When a mission bombing target is selected, the cockpit sight mode “bombing” will become “bombing (auto)” (you’ll have to scroll sight modes for this to take effect) and the gunsight will move itself right at the bombing location. The gunsight will direct you towards the bombing location. Make sure to look straight ahead before correctly orienting yourself towards the bombing location. if you turn your head, the gunsight will be off-set and could cause you to fly off course.

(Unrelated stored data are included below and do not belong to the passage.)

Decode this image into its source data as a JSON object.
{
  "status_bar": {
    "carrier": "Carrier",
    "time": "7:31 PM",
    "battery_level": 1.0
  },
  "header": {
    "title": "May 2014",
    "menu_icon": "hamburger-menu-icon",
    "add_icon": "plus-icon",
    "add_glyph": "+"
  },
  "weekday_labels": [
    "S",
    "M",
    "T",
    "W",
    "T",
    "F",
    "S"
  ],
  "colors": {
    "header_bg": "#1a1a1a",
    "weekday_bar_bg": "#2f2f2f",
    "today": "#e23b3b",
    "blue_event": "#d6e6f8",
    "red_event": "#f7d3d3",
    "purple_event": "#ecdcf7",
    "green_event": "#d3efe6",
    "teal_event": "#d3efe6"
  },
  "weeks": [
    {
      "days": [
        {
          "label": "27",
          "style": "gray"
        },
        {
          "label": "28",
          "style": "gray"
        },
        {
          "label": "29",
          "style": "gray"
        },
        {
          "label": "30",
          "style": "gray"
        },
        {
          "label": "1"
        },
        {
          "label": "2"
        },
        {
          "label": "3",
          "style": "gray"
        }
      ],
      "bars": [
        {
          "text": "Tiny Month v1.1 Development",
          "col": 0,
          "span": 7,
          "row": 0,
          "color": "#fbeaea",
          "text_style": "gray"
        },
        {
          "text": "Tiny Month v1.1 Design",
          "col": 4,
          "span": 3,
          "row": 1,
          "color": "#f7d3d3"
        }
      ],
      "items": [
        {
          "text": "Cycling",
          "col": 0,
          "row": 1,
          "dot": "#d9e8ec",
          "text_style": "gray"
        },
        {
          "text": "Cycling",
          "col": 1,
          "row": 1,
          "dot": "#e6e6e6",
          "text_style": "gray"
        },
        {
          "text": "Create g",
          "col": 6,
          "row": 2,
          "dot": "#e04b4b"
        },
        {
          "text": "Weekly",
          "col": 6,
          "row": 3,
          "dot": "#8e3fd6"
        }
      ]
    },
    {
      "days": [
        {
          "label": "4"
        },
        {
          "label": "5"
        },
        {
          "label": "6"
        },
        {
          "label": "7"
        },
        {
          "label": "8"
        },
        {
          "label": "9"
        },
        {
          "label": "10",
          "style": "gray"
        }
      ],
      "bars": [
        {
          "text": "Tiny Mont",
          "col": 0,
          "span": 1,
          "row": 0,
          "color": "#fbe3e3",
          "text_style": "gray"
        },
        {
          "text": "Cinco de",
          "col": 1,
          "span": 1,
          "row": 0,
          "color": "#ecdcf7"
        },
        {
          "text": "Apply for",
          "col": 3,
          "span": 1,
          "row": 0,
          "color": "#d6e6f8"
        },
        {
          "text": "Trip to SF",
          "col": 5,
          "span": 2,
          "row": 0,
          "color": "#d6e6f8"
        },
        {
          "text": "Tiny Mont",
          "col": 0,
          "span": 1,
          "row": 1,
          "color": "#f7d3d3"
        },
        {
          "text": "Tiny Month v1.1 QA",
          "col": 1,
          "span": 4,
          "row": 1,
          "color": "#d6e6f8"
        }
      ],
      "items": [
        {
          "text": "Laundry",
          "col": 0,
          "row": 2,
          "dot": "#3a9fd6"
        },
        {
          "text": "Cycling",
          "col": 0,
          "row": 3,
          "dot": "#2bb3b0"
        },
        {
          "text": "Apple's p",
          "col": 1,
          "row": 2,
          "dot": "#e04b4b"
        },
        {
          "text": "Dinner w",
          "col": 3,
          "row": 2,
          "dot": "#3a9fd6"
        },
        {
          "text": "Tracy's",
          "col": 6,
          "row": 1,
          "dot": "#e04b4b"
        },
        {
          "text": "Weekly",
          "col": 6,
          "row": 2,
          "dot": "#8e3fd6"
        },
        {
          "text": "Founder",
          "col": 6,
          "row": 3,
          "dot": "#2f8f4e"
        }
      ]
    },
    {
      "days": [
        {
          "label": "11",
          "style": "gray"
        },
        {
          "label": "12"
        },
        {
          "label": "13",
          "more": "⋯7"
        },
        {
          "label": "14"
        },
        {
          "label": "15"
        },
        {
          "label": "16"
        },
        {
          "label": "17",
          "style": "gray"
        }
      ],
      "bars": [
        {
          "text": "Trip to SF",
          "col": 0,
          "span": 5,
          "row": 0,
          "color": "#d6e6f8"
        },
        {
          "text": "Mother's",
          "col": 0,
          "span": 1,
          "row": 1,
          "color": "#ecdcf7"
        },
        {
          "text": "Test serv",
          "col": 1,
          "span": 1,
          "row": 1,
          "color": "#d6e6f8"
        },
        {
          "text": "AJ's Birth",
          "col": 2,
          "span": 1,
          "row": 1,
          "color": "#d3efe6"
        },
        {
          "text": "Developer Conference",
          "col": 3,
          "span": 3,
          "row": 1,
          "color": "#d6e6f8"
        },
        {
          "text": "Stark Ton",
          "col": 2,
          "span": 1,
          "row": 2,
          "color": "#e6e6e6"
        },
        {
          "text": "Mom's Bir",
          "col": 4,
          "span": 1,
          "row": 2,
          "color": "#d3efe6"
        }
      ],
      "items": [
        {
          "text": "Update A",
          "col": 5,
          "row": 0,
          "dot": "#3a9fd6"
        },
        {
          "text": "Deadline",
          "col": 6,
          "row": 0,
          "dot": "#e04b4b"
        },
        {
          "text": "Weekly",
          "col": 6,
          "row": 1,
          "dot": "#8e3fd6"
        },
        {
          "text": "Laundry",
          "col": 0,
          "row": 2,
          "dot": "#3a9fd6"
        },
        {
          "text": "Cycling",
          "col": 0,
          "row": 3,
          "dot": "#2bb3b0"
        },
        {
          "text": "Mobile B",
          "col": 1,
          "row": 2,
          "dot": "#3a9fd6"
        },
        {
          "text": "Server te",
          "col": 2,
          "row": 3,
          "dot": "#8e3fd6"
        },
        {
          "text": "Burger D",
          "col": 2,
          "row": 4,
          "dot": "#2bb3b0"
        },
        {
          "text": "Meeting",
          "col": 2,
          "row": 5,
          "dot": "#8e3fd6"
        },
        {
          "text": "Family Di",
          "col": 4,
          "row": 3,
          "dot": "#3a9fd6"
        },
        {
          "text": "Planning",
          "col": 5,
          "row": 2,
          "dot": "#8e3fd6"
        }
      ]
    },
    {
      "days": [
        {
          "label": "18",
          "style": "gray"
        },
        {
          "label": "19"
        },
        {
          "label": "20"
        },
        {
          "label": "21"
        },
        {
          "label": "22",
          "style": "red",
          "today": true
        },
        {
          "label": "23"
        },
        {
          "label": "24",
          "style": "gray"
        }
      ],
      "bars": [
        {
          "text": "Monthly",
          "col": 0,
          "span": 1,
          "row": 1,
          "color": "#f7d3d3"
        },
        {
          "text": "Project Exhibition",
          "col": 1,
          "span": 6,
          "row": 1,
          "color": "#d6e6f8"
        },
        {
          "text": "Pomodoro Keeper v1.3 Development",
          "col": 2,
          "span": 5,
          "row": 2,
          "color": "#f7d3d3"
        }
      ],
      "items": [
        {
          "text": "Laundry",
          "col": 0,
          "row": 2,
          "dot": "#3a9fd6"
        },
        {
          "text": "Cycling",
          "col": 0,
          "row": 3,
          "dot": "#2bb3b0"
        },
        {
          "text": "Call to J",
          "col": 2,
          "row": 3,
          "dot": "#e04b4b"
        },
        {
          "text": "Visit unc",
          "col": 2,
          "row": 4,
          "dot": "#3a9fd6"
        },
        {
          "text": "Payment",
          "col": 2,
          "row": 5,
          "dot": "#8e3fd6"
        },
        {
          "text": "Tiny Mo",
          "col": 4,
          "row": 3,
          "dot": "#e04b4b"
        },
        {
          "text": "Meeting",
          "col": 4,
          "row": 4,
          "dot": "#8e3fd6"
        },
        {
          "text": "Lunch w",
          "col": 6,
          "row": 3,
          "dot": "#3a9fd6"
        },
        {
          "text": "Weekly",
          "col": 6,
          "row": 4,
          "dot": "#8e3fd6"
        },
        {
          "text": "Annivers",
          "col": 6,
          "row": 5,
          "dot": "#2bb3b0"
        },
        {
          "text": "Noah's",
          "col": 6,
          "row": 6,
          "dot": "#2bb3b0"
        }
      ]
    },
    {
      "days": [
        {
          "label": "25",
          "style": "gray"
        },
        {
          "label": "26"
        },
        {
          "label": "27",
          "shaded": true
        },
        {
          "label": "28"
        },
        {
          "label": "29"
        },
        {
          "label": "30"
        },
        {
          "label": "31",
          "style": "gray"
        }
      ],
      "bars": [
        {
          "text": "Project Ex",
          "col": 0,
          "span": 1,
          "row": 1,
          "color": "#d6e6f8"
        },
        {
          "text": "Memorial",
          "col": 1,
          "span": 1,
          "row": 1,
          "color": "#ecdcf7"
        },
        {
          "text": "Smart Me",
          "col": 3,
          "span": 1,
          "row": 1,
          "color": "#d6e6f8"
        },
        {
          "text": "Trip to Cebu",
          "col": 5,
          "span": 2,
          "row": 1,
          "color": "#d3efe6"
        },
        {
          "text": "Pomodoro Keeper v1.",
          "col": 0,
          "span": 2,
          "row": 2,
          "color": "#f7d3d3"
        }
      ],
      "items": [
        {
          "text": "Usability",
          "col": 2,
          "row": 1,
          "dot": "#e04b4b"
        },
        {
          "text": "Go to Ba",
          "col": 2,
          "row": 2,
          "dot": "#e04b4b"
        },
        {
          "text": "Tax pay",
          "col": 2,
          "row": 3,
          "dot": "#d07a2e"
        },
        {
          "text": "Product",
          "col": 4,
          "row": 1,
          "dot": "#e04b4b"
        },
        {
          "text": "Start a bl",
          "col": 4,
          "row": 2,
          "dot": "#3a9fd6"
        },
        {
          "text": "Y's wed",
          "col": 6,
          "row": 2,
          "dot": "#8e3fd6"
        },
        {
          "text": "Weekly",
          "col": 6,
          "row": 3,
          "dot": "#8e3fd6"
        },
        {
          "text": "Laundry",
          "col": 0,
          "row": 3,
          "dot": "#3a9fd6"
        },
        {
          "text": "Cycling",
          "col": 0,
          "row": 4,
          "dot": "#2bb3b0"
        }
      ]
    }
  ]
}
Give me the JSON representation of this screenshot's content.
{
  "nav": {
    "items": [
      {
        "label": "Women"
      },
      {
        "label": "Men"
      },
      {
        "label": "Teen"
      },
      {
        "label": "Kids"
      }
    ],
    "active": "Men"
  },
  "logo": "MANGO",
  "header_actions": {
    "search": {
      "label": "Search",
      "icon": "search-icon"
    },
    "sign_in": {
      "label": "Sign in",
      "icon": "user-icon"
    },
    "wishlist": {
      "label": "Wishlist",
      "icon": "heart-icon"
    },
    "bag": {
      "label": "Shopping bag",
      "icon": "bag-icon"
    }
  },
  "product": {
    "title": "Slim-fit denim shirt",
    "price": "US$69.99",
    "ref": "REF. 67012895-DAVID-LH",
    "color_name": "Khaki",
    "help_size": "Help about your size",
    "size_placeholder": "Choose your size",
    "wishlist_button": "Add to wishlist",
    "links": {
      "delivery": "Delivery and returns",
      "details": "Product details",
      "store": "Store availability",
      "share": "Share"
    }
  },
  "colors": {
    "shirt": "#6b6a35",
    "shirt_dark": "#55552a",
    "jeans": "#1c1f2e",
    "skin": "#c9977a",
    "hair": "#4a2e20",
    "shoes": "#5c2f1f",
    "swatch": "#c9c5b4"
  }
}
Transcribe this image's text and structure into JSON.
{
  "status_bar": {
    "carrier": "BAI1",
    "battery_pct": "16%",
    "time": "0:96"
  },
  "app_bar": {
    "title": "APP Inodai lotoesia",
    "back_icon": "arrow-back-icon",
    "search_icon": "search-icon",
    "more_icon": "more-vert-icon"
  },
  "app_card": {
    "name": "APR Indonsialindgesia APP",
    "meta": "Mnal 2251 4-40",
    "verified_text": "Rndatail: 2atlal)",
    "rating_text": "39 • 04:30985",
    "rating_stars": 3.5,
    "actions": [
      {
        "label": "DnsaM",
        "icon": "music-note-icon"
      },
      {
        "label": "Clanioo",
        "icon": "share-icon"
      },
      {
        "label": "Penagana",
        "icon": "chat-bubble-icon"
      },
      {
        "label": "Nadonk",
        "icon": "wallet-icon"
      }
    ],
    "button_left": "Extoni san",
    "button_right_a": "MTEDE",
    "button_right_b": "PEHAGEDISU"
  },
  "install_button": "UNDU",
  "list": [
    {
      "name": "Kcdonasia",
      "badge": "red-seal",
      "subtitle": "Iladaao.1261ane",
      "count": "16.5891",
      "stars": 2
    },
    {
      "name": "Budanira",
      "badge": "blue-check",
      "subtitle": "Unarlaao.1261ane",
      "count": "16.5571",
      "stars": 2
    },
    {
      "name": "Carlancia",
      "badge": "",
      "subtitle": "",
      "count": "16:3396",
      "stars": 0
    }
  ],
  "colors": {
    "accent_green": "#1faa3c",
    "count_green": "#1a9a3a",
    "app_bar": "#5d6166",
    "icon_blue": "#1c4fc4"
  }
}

When approaching the bombing location, hold down “drop bomb” for 1 bomb or “drop bomb series” to drop all bombs. The bombs will not drop, instead the notice, “bomb release permission” will appear. When the ballistic computer finds that you are over your bombing location, the gunsight will swing off to the side (Be careful to not correct when this occurs) and the bombs will automatically release themselves over the designated bombing location, as long as the button is held down. The accuracy of CCRP is rated for the 1st bomb.
Landing and Takeoff
Landing and takeoff speeds differ significantly when equipped with a payload. It is recommended to ditch heavy payloads before landing. Landing and take-off procedures seem straightforward, but due to the phantoms flight characteristics, it is very easy to destroy the plane. Therefore, landings and takeoffs are best achieved within certain parameters
Preflight checklist: ballistic computer: on, SAS mode: damping, flaps: Takeoff, Cockpit: closed
Once the preflight checklist is completed, accelerate the phantom to afterburners. The phantom’s engines are not synced when accelerated too quickly. This causes the phantom to steer off to the left or to the right, just like a prop would. You can just use rudder to correct, but it's nice to avoid on a jet. You can also hold the brakes while you throttle up. Accelerate until your speed passes the caret on your speedometer at 17 knots (300km/h). when you pass the caret, pull the nose up but not past the first line of the gyroscope. while you are still on the ground if you pull the nose above the first line on the gyroscope the phantom will tailstrike. You will know if you successfully took off when the variometer starts to increase, you can then safely pull up harder. Lift your gear before you reach 480km/h
“The leading cause of phantom deaths are from landing” -opinionated quote. To land, you need to understand some flight characteristics and tolerances of the phantom. The phantom decelerates extremely quickly, so speed requires a lot of attention and management. Take-off flaps will break above 600km/h. Landing flaps and gear will break at roughly 480km/h. That being said, a safe landing is best achieved between the ideal speed of 320-420km/h with a descent rate no greater than -1. The phantom will fall below 300km/h. SAS on “Automatic leveling'' can reduce the intensity of inputs on final approach, but is not necessary. Once all wheels are on the ground and speed is decelerating, release the drag chute once you are under 299km/h. Press the drag chute button ONCE. Either the chute or the plane can rip if you are at or above 300km/h. The phantom’s brakes are very effective, drifting is not always necessary but is possible below 80km/h.